程序代写代做代考 data mining decision tree algorithm CSC480: Introduction to Data Mining

CSC480: Introduction to Data Mining

Fall 2018

Assignment 1

Decision Trees are naturally suited for discrete attributes while Multi-Layer Perceptrons (MLP)

are appropriate for continuous attributes. Yet, continuous attributes can be discretized in a way

that can be made appropriate for Decision Trees and discrete attributes can be transformed into

continuous ones.

Question 1 (Written): What techniques are used in WEKA to deal with the continuous versus

discrete attribute issue in the case of C4.5 (J48) and MLP?

Question 2 (Experimental/Written): This is a hypothesis testing question. The hypothesis is:

“It is best to use classifiers well-suited to the natural knowledge structure of a domain than to

convert the domain’s knowledge structure to a less natural one but one that is appropriate for the

classifier in use” (In other words, one is better off using DTs on discrete domains and MLPs on

continuous domains than to convert continuous domains to discrete ones for use with DTs and

discrete ones to continuous ones for use with MLPs).

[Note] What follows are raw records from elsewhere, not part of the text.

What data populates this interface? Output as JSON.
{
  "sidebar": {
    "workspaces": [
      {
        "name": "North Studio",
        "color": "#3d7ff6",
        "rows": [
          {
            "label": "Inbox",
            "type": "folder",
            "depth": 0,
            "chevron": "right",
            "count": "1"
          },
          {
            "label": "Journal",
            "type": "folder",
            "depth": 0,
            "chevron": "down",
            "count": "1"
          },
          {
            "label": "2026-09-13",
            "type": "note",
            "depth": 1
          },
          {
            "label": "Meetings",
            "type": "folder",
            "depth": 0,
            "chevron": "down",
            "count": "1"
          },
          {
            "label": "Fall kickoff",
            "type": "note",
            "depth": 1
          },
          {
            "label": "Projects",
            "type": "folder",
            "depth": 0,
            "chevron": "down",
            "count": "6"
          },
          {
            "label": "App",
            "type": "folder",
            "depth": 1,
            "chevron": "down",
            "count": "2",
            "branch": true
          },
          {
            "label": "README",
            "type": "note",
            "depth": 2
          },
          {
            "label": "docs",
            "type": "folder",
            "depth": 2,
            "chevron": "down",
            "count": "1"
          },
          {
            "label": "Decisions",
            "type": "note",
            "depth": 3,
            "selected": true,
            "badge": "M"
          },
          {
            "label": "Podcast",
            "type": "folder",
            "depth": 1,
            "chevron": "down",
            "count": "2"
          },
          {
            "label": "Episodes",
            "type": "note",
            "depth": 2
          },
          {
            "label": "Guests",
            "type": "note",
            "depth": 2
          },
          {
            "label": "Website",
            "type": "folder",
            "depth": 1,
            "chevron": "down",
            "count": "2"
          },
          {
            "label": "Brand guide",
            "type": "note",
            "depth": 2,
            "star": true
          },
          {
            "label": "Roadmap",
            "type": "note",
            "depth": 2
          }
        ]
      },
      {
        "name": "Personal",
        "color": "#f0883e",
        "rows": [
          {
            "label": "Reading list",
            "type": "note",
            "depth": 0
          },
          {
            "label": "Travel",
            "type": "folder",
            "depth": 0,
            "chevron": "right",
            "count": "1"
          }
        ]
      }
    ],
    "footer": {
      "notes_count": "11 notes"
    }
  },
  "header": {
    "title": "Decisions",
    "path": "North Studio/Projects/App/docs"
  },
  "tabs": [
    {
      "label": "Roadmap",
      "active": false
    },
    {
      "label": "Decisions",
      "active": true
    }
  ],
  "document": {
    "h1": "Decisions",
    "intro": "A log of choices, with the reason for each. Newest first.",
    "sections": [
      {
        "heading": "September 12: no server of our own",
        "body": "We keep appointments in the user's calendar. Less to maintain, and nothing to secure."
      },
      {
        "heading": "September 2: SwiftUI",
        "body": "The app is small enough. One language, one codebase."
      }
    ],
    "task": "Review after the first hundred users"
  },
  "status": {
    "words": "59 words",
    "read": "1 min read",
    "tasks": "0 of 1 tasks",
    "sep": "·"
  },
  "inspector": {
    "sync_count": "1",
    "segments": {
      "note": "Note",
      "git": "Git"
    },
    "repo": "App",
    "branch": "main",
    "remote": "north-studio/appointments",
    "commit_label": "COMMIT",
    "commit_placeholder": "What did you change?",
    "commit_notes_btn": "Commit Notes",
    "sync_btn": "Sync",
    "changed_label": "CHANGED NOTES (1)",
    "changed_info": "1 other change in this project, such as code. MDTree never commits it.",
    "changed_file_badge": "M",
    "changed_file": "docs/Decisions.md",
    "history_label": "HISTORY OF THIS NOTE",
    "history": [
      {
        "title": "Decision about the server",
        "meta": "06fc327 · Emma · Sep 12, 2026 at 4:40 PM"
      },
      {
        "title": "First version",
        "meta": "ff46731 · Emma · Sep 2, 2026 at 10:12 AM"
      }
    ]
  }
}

You are asked to test this hypothesis by selecting appropriate domains from the UCI Repository

for Machine Learning (Google it!) and running J48 and MLPs on these domains to test the

hypothesis. (Hint: Look at the Attributes Types and select domains from the categorical section

on the one hand, and numerical section, on the other hand). You may also want to vary the kind

of discretizers and converters to continuous domains that you use to ensure that the effect you are

observing is linked to the type of conversion rather than to the particular converter you choose

(or the default converter).

You need to think carefully about your experimental set up: what experiments will you run?

What evaluation metrics, error estimation or re-sampling methods, and statistical tests will you

use? And why?

Notes:

1. This is an open-ended question. Think of it as a starting point and make it your own by

refining it in whichever way you feel is appropriate

2. I am not interested in seeing Weka outputs. Instead, present your results in tables or

graphs as you see it done in the research papers you have been reading.

3. It is extremely important for you to construct a logical argument that explains to what

extent you feel that your experiments support or disconfirm the hypothesis (or the sub-

hypothesis you have formulated).

4. Your assignment should be presented somewhat like a research paper. It should have

a. an introduction in which the hypothesis and sub-hypothesis is/are described,

b. a section that describes the types of techniques that have been around to transform

attributes from discrete to continuous and vice-versa and that explains which of

these techniques are available in Weka [this is a sort of Literature review section

but not quite.

c. a section that describes the experimental set-up and justifies why it is appropriate

to test the hypothesis. (including a list of domains chosen, evaluation

methodology, algorithms chosen and their parameter settings)

d. a section that present the results and discusses them. (Including their limitations:

what d they not show)

e. a conclusion that discusses the major findings of your work and suggests avenues

for future research.

I hope you enjoy it! I sure look forward to reading your papers! [you can talk to each other about

the assignment, but don’t all do the same thing (it sure would be boring to read! And you

wouldn’t learn as much if you didn’t each think of how to go about answering the questions).

i.e., use different domains, different sub-hypotheses, evaluation methods, etc. if relevant…] The

assignment is not a team assignment. Instead, it should be done on an individual basis.